I’ve been digging around torch.comile and torchdynamo but couldn’t find exact line(code) where make_fx checks if op is instance of torch.ops.OpOverload? (or converting higher level op to OpOverload). It would be really helpful if anyone could point to such code line
make_fx() doesn’t directly check if an op is an instance of a torch.ops.OpOverload. Instead, it relies on tracing through all code in torch.* (and the pytorch dispatcher), basically the same as if you were running your code in eager mode.
In eager mode, there are a couple of steps that happen before we execute a kernel. They look roughly like:
(1) Run any python code (e.g. all of the code in torch.nn.MaxPool2d*)
(2) Enter the python ↔ C++ boundary (e.g torch.max_pool2d)
(3) Enter the PythonArgParser, performing overload resolution (this is normally where we desugar from a torch op to an individual “OpOverload”. e.g. `aten.max_pool2d.default)

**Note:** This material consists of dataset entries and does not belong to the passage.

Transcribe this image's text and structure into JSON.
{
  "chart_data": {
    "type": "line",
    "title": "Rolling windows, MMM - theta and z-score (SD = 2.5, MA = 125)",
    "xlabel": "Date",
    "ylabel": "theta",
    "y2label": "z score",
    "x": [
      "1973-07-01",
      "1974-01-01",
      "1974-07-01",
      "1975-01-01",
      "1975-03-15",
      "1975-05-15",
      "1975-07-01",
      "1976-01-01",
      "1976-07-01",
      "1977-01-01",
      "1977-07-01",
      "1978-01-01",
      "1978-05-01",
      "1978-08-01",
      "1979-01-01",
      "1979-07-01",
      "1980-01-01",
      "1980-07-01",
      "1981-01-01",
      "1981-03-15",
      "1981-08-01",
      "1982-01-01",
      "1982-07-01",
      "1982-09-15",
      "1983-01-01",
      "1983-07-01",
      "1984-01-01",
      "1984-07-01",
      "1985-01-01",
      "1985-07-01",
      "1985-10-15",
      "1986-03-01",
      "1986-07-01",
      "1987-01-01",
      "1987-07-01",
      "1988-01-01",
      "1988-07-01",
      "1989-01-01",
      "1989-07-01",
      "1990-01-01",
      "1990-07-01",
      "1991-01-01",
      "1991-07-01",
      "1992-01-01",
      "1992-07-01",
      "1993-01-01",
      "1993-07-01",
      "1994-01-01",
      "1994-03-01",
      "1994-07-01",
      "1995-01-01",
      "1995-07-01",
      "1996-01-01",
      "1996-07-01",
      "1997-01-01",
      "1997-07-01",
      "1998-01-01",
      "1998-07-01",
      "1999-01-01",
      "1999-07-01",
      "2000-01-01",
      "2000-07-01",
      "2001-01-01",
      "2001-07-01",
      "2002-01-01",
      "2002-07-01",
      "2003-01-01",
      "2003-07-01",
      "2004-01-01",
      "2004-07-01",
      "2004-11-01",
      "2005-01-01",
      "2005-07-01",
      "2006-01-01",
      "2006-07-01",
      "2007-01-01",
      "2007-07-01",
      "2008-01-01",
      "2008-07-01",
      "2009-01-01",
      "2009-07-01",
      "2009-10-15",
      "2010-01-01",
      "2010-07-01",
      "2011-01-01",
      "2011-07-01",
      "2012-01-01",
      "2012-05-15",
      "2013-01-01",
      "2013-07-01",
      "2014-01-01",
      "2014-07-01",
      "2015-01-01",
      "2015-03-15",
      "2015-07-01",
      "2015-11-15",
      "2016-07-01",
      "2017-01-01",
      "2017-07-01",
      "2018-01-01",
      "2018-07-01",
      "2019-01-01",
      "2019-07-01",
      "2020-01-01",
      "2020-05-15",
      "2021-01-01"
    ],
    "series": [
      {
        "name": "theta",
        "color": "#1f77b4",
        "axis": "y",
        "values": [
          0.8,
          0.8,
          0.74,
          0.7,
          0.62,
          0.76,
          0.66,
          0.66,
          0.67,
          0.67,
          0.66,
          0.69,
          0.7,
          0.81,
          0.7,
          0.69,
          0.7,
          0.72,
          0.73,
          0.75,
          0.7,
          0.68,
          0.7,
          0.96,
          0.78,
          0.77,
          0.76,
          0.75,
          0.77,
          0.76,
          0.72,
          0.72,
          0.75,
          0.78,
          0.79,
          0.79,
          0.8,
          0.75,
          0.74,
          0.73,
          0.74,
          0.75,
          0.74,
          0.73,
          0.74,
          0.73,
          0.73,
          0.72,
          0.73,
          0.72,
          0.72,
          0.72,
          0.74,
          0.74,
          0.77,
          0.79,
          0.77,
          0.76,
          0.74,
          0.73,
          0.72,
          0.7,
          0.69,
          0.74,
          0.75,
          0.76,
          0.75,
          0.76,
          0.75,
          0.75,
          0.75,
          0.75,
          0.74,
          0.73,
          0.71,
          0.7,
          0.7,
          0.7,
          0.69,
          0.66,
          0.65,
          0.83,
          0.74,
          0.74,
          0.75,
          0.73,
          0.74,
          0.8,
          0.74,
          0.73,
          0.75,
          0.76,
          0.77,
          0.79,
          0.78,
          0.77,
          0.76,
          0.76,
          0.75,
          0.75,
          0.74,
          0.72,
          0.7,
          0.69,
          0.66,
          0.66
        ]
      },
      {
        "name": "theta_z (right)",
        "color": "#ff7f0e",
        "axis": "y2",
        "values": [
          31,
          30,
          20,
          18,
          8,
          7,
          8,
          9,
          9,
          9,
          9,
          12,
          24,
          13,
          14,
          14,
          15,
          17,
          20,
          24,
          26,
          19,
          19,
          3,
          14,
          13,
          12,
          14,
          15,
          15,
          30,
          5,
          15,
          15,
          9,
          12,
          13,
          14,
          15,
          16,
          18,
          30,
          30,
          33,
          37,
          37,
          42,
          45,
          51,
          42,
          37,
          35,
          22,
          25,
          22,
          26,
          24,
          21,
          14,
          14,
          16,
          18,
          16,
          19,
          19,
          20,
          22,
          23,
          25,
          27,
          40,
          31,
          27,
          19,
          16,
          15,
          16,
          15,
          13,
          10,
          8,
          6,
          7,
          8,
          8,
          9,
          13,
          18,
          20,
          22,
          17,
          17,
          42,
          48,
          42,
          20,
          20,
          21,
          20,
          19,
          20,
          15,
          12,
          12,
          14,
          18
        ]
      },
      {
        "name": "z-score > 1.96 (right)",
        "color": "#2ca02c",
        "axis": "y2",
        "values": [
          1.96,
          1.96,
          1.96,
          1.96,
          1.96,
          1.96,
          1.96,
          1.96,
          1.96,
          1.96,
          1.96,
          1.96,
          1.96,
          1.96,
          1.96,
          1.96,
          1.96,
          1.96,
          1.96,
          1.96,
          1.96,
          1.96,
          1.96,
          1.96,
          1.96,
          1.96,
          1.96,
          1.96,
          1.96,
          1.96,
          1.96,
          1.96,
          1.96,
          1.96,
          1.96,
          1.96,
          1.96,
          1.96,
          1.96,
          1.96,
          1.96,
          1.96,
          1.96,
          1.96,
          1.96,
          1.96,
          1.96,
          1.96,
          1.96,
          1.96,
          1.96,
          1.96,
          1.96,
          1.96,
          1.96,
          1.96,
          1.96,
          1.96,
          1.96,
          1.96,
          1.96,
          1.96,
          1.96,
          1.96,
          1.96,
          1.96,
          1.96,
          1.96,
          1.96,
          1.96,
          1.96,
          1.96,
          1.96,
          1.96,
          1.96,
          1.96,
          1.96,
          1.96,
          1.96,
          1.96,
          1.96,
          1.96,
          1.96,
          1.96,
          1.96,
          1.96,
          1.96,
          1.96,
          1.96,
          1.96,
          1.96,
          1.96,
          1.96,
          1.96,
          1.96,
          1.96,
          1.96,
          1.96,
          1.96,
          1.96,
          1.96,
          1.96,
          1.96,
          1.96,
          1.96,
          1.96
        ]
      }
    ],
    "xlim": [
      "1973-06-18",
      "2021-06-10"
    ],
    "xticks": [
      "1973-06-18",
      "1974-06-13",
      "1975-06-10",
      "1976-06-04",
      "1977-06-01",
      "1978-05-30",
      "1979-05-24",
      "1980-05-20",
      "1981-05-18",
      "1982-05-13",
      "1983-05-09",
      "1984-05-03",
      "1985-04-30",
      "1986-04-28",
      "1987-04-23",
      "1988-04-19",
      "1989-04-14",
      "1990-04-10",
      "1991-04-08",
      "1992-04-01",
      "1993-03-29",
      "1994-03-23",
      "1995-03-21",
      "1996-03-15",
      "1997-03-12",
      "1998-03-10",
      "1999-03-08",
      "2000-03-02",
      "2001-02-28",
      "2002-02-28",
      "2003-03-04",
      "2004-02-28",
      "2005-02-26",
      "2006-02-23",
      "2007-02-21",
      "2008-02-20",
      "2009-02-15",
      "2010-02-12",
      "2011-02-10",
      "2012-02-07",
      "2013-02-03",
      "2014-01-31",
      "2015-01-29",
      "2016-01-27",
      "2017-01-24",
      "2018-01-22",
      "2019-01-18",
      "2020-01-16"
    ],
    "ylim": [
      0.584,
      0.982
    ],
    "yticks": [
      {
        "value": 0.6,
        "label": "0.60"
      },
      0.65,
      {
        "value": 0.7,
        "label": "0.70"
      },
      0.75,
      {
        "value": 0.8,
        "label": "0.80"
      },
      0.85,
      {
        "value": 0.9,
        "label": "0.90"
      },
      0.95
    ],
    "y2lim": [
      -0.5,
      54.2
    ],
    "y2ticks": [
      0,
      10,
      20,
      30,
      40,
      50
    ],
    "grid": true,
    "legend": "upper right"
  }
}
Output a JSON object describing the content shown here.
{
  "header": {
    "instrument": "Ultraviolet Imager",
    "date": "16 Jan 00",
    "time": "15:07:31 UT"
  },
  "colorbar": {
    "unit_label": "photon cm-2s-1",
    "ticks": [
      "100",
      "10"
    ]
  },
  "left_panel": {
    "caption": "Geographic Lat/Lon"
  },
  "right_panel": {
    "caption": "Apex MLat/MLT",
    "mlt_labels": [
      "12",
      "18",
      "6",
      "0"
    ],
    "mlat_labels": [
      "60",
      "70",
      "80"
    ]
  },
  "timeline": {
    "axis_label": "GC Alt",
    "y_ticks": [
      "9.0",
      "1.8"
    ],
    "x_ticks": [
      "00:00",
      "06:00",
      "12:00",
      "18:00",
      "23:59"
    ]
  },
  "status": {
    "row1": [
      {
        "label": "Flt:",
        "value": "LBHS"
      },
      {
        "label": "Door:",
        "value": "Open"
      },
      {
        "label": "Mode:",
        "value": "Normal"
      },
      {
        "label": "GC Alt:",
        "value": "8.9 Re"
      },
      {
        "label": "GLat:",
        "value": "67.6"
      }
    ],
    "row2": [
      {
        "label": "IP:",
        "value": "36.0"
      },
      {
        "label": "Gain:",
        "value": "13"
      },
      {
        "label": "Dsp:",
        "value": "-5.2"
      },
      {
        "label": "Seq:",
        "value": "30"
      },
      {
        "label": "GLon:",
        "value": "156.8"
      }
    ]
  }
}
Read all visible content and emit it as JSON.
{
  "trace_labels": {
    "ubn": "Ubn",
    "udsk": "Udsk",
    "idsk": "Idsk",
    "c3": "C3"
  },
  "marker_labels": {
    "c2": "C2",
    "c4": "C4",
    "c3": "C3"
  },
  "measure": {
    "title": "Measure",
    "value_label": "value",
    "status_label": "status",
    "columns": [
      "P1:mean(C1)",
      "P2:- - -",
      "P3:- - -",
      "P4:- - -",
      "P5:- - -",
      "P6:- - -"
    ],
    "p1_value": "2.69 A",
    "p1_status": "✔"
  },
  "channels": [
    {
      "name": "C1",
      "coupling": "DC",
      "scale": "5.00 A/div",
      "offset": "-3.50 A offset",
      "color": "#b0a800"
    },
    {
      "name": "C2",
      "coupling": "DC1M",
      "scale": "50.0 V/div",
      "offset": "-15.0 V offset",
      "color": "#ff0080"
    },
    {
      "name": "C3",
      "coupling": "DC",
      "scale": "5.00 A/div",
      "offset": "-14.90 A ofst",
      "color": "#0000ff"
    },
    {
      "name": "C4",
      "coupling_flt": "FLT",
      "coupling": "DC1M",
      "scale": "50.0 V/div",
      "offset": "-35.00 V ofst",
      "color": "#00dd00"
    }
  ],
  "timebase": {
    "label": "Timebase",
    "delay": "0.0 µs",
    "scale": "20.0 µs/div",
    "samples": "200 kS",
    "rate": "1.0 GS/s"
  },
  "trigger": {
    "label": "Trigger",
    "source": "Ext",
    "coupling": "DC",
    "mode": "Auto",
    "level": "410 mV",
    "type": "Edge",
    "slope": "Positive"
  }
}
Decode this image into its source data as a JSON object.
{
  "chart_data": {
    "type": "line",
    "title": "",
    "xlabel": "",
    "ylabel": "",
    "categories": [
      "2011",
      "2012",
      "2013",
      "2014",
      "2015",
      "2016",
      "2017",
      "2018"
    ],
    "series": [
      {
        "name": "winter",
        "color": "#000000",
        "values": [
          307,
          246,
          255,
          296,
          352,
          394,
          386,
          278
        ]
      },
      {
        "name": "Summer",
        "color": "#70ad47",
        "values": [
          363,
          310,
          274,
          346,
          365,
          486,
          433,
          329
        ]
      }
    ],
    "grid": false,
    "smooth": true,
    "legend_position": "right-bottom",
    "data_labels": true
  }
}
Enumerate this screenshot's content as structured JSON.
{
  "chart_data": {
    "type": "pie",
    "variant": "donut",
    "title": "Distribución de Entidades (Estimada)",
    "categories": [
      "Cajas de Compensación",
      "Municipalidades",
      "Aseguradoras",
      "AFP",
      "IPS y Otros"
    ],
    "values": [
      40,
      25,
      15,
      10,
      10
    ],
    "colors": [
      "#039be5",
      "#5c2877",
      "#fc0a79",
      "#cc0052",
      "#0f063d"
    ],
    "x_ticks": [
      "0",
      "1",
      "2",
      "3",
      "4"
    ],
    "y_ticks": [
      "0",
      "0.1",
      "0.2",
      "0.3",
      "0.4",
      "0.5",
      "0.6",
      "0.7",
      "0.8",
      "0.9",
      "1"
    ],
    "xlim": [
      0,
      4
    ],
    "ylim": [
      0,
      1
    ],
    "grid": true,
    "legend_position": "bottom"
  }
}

(4) For that OpOverload, enter the pytorch dispatcher
(5) For that OpOverload, execute it’s cpu/cuda kernel
Also - if you happen to build pytorch from source, and you build with the DEBUG=1 build flag, then we have a handy runtime env-var that you can use to print every dispatch key that gets hit:
def f(x):
out = torch.mul(x, 2)
out.sum().backward()
return out, x.grad
x = torch.ones(2, requires_grad=True)
gm = make_fx(f)(x)
# If you have a debug build, you can try running:
# TORCH_SHOW_DISPATCH_TRACE=1 python script.py
I have another question regarding PythonArgParser(desugaring part). My use case is that I have a custom function(empty function that returns void) that has been included in the graphmodule via torch._dynamo.allow_in_graph but disappears after running make_fx. I assume that this is natural in the sense that functions added via allow_in_graph are still traced through and since my custom function is empty, it is omitted. Does this exclusion happen in the PythonArgParser or somewhere else?